潜在患者2000万人! 慢性腎臓病


腎臓は大切な器官

腎臓は老廃物をこす機能や血圧を調整するなど重要な働きがあります。腎臓内の糸球体で、尿酸など不要な物質や余分な水分がろ過されます。糸球体のろ過率は、健康な人の場合は毎分100mlですが、機能が衰えて毎分60mlとなると「慢性腎臓病」と診断されます。

世界基準では2000万人の患者

米国の基準ですが、これをそのまま日本人に当てはめると約2000万人が相当します。ただしアジア人は、欧米人と比較して遺伝的にろ過機能が低いと言われており、それを考慮して毎分50mlと基準を設定しても約400万人、つまり25人に1人は「慢性腎臓病」ということになります。腎臓病は、高血圧や糖尿病などの合併症を引き起こしやすく、心臓病のリスクも高くなります。
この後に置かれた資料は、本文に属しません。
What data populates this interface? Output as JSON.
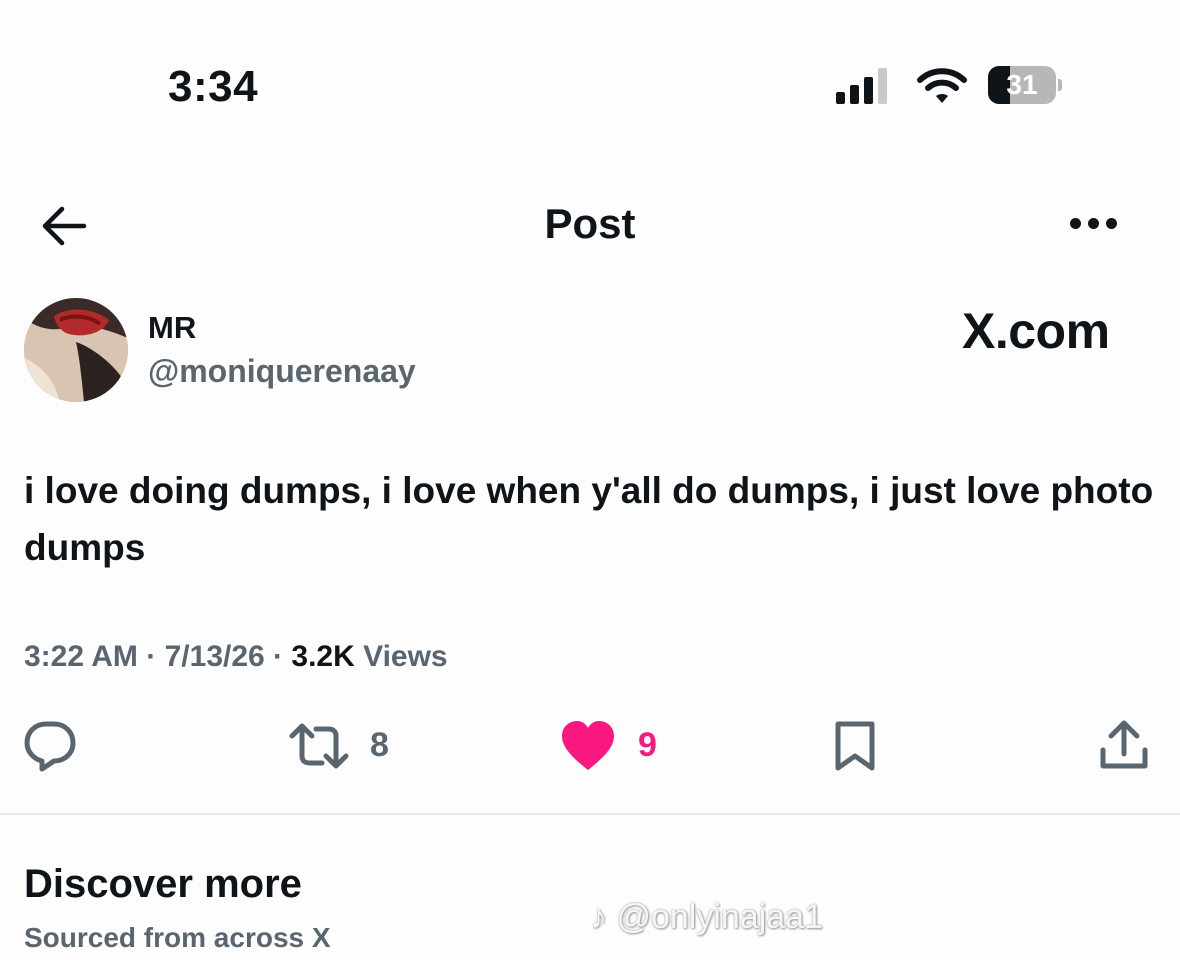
{
  "status_bar": {
    "time": "3:34",
    "battery": "31",
    "signal_icon": "cellular-signal-icon",
    "wifi_icon": "wifi-icon"
  },
  "header": {
    "title": "Post",
    "back_icon": "arrow-left-icon",
    "more_icon": "more-horizontal-icon"
  },
  "author": {
    "name": "MR",
    "handle": "@moniquerenaay"
  },
  "watermark_site": "X.com",
  "post": {
    "text": "i love doing dumps, i love when y'all do dumps, i just love photo dumps",
    "time": "3:22 AM",
    "date": "7/13/26",
    "views_count": "3.2K",
    "views_label": "Views",
    "separator": "·"
  },
  "actions": {
    "reply_icon": "reply-bubble-icon",
    "repost_icon": "repost-icon",
    "repost_count": "8",
    "like_icon": "heart-icon",
    "like_count": "9",
    "like_color": "#f91880",
    "bookmark_icon": "bookmark-icon",
    "share_icon": "share-icon"
  },
  "discover": {
    "title": "Discover more",
    "subtitle": "Sourced from across X"
  },
  "overlay_watermark": "@onlyinajaa1",
  "colors": {
    "text": "#0f1419",
    "secondary": "#59656f",
    "like": "#f91880",
    "background": "#fdfdfd"
  }
}
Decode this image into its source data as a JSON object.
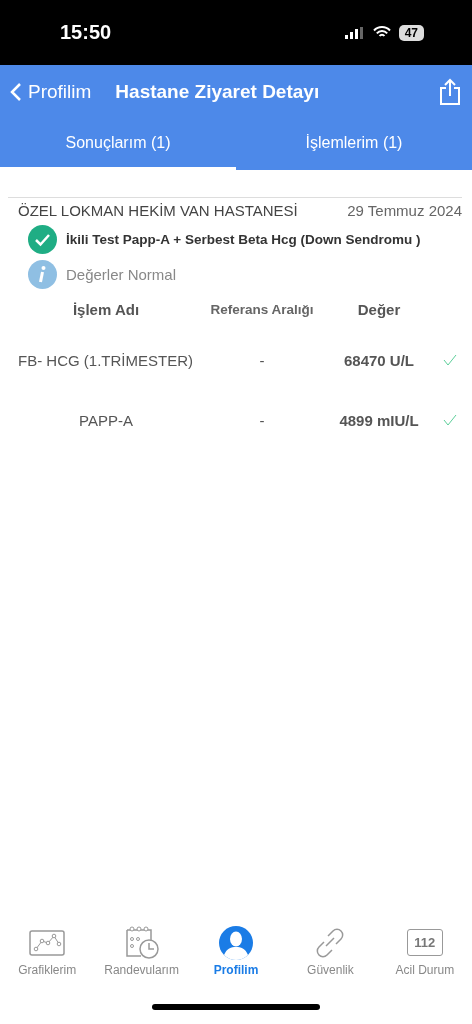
{
  "status_bar": {
    "time": "15:50",
    "battery": "47"
  },
  "nav": {
    "back_label": "Profilim",
    "title": "Hastane Ziyaret Detayı"
  },
  "tabs": [
    {
      "label": "Sonuçlarım (1)",
      "selected": true
    },
    {
      "label": "İşlemlerim (1)",
      "selected": false
    }
  ],
  "visit": {
    "hospital": "ÖZEL LOKMAN HEKİM VAN HASTANESİ",
    "date": "29 Temmuz 2024",
    "test": "İkili Test Papp-A + Serbest Beta Hcg (Down Sendromu )",
    "note": "Değerler Normal"
  },
  "table": {
    "columns": [
      "İşlem Adı",
      "Referans Aralığı",
      "Değer"
    ],
    "rows": [
      {
        "name": "FB- HCG (1.TRİMESTER)",
        "reference": "-",
        "value": "68470 U/L",
        "normal": true
      },
      {
        "name": "PAPP-A",
        "reference": "-",
        "value": "4899 mIU/L",
        "normal": true
      }
    ]
  },
  "tab_bar": [
    {
      "kind": "chart",
      "label": "Grafiklerim",
      "selected": false
    },
    {
      "kind": "calendar",
      "label": "Randevularım",
      "selected": false
    },
    {
      "kind": "profile",
      "label": "Profilim",
      "selected": true
    },
    {
      "kind": "link",
      "label": "Güvenlik",
      "selected": false
    },
    {
      "kind": "emergency",
      "label": "Acil Durum",
      "icon_text": "112",
      "selected": false
    }
  ]
}
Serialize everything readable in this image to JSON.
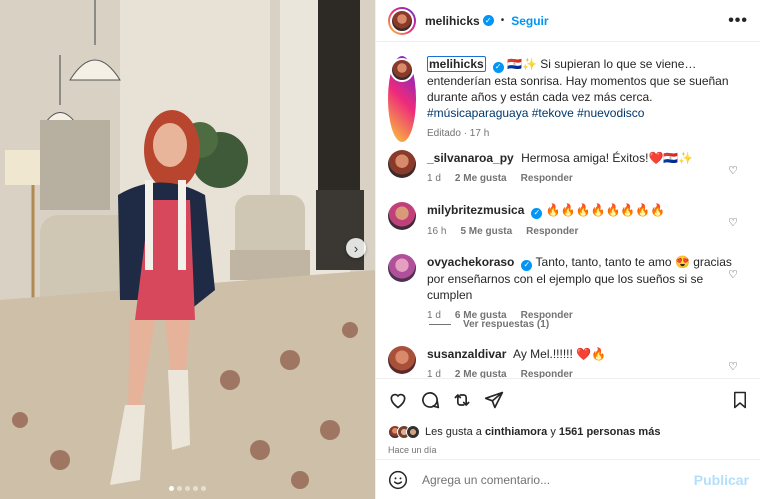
{
  "post": {
    "username": "melihicks",
    "follow_label": "Seguir",
    "more_glyph": "•••",
    "dot": "•"
  },
  "caption": {
    "username": "melihicks",
    "flag": "🇵🇾",
    "sparkle": "✨",
    "text": "Si supieran lo que se viene… entenderían esta sonrisa. Hay momentos que se sueñan durante años y están cada vez más cerca.",
    "hashtags": "#músicaparaguaya #tekove #nuevodisco",
    "edited": "Editado · 17 h"
  },
  "comments": [
    {
      "username": "_silvanaroa_py",
      "verified": false,
      "text": "Hermosa amiga! Éxitos!❤️🇵🇾✨",
      "time": "1 d",
      "likes": "2 Me gusta",
      "reply": "Responder"
    },
    {
      "username": "milybritezmusica",
      "verified": true,
      "text": "🔥🔥🔥🔥🔥🔥🔥🔥",
      "time": "16 h",
      "likes": "5 Me gusta",
      "reply": "Responder"
    },
    {
      "username": "ovyachekoraso",
      "verified": true,
      "text": "Tanto, tanto, tanto te amo 😍 gracias por enseñarnos con el ejemplo que los sueños si se cumplen",
      "time": "1 d",
      "likes": "6 Me gusta",
      "reply": "Responder"
    },
    {
      "username": "susanzaldivar",
      "verified": false,
      "text": "Ay Mel.!!!!!! ❤️🔥",
      "time": "1 d",
      "likes": "2 Me gusta",
      "reply": "Responder"
    }
  ],
  "view_replies": "Ver respuestas (1)",
  "likes": {
    "prefix": "Les gusta a ",
    "user": "cinthiamora",
    "middle": " y ",
    "count": "1561 personas más"
  },
  "time_ago": "Hace un día",
  "composer": {
    "placeholder": "Agrega un comentario...",
    "post_label": "Publicar"
  },
  "carousel": {
    "next_glyph": "›",
    "slides": 5,
    "active": 0
  },
  "colors": {
    "accent": "#0095f6",
    "link": "#00376b",
    "muted": "#737373",
    "post_disabled": "#b2dffc"
  },
  "icons": [
    "heart-icon",
    "comment-icon",
    "share-icon",
    "send-icon",
    "bookmark-icon",
    "emoji-icon",
    "more-icon",
    "verified-icon"
  ]
}
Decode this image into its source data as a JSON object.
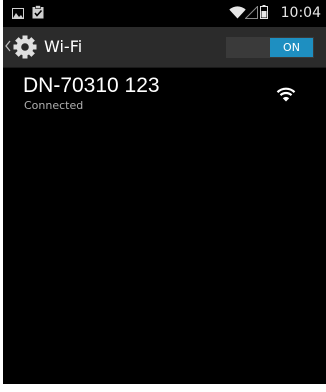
{
  "status_bar": {
    "time": "10:04",
    "icons": [
      "image-notification-icon",
      "clipboard-check-notification-icon",
      "wifi-signal-icon",
      "cell-signal-icon",
      "battery-icon"
    ]
  },
  "action_bar": {
    "title": "Wi-Fi",
    "toggle_label": "ON",
    "icons": [
      "up-chevron-icon",
      "settings-gear-icon"
    ]
  },
  "networks": [
    {
      "ssid": "DN-70310 123",
      "status": "Connected",
      "icon": "wifi-signal-icon"
    }
  ],
  "colors": {
    "background": "#000000",
    "action_bar": "#2b2b2b",
    "toggle_on": "#1e8fc1",
    "toggle_off": "#3a3a3a"
  }
}
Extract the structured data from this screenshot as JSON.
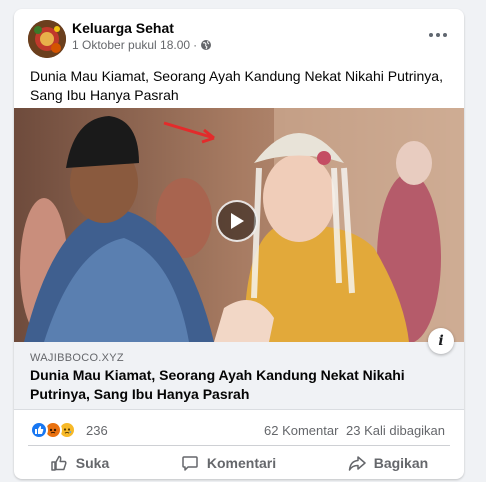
{
  "post": {
    "page_name": "Keluarga Sehat",
    "timestamp": "1 Oktober pukul 18.00",
    "separator": "·",
    "text": "Dunia Mau Kiamat, Seorang Ayah Kandung Nekat Nikahi Putrinya, Sang Ibu Hanya Pasrah"
  },
  "link": {
    "domain": "WAJIBBOCO.XYZ",
    "title": "Dunia Mau Kiamat, Seorang Ayah Kandung Nekat Nikahi Putrinya, Sang Ibu Hanya Pasrah",
    "info_glyph": "i"
  },
  "stats": {
    "reaction_icons": [
      "like-icon",
      "angry-icon",
      "sad-icon"
    ],
    "reaction_count": "236",
    "comments": "62 Komentar",
    "shares": "23 Kali dibagikan"
  },
  "actions": {
    "like": "Suka",
    "comment": "Komentari",
    "share": "Bagikan"
  },
  "colors": {
    "like": "#1877f2",
    "angry": "#e9710f",
    "sad": "#f7b928",
    "meta_text": "#65676b"
  }
}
早期発見・早期治療・予防はとても大切です。

透析の医療費は年間1兆2000億円

腎不全治療のための人工透析を始める患者は毎年12000人で、全体では約25万人にのぼります。透析のための医療費は患者1人あたり1年間で約500万円かかり、全体では年間約1兆2000億円もかかってしまうのです。腎臓病を早期に発見し治療することで透析患者を減少できれば、医療費の大幅抑制につなげることもできます。

早期発見・早期治療・予防が大切

早期に「慢性腎臓病」を発見できれば、食事から摂るタンパク質の量を制限したり、薬を飲んだりすることで症状の進行を抑えることができます。しかし、現状では「慢性腎臓病」と診断されても、専門医のいない診療所では適切な治療や指導が難しいこともあります。腎臓学会が明確な診療指針を作り、早期発見・早期治療・予防によって透析患者の増加を抑えようとする試みが、現在始まっています。